Le 26 avril 1986 est survenue l’explosion du réacteur nucléaire de Tchernobyl. Le monde n’avait jusqu’à lors pas connu d’accident de cette ampleur. Sûrement qu’après cet accident le dialogue américano-soviétique sur la suppression des armes nucléaires fut plus intensif. En effet, beaucoup de gens réalisèrent qu’aucun gagnant ne pouvait sortir d’une guerre nucléaire.

Cette tragédie a aussi apporté de grands changements dans ma vie et celle de ma famille. En septembre 1987, j’ai été envoyé aux forces spéciales de l’armée pour réduire l’émission de radioactivité de la centrale nucléaire de Tchernobyl. Selon la législation de l’époque, les hommes qui avaient fait leur service militaire, étaient obligés de rester au service de l’armée jusqu'à l’âge de 45 ans. Ils ont été appelés pour différentes interventions militaires, pour apprendre de nouvelles techniques militaires ou alors pour suivre une formation supplémentaire. La lettre pour l’intervention militaire de Tchernobyl a été livrée par le commissariat militaire dans la nuit (j’étais au travail) et a été remise à ma femme. Conformément aux instructions écrites dans cette lettre, je devais le lendemain matin me présenter au commissariat militaire. Quand je me suis présenté au commissariat, j’ai appris que notre unité serait envoyée dans 4 heures pour l’intervention. J’ai alors dû signer que je serais porté devant la justice si je refusais de partir. Quatre heures plus tard nous avons dit au revoir à notre famille et partions à la guerre. Tout le monde se doutait que l’intervention militaire aurait lieu dans la centrale électrique de Tchernobyl.

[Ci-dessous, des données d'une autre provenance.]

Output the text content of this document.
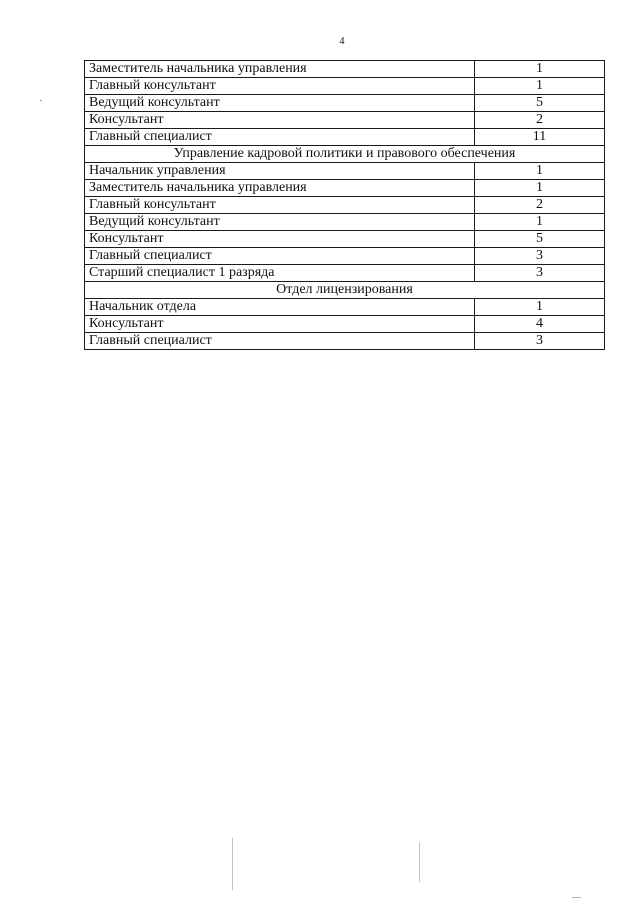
4
Заместитель начальника управления	1
Главный консультант	1
Ведущий консультант	5
Консультант	2
Главный специалист	11
Управление кадровой политики и правового обеспечения	
Начальник управления	1
Заместитель начальника управления	1
Главный консультант	2
Ведущий консультант	1
Консультант	5
Главный специалист	3
Старший специалист 1 разряда	3
Отдел лицензирования	
Начальник отдела	1
Консультант	4
Главный специалист	3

J’étais dans le bataillon du génie de la section militaire n°53893. Notre unité avait le devoir s’occuper des dégâts apportés au réacteur situé dans la chambre souterraine de la centrale électrique.

Comme l’explosion du 4ème réacteur a provoqué un énorme incendie, une quantité considérable d’eau a été utilisée pour éteindre le feu. De l’eau radioactive s’est alors infiltrée petit à petit dans les pièces à provisions au sous-sol de la centrale électrique. Une fois l’eau pompée, toutes les pièces ont présenté une forte radioactivité. Pour faire baisser cette radioactivité aux normes autorisées, les soldats de notre unité ont dû casser le béton contaminé avec un marteau-piqueur, puis recouvrir les pièces avec du plomb et puis bétonner à nouveau par-dessus.

Dans certaines pièces, la radioactivité étaient si forte, que l’on a été obligés de répéter 2 à 3 fois l’opération pour atteindre un taux de radioactivité autorisé. Tous les « liquidateurs » (c’est comme cela qu’on nous appelle maintenant) qui ont ramassé de leur main le carbone radioactif du toit du réacteur, ceux qui ont construit le « sarcophage », ceux qui ont cassé le béton radioactif sous la centrale électrique et ceux qui ont travaillé dans une rayon de 30 km, croyaient et savaient que nous sauvions d’une contamination radioactive pas seulement la centrale électrique, mais aussi toute l’Ukraine et les pays voisins. D’après les estimations des scientifiques, la libération de substances radioactives a été 100 fois plus importante lors de la catastrophe de Tchernobyl que lors de l’explosion des bombes atomiques d’hiroshima et Nagasaki pendant la seconde guerre mondiale. Une grande partie de ces substances radioactives a été ensevelie par les « liquidateurs ».

A ce moment là, on était pas encore conscient que l’on allait devoir fréquenter plusieurs hôpitaux pendant des années et que beaucoup d’amis décèderaient. Par la suite l’union soviétique s'est brisée. L’Ukraine, la Biélorussie et la Russie sont devenues les 3 républiques de l’ancienne URSS. Ce sont elles qui ont le plus souffert des conséquences de la catastrophe, chacune seule avec leur souffrance.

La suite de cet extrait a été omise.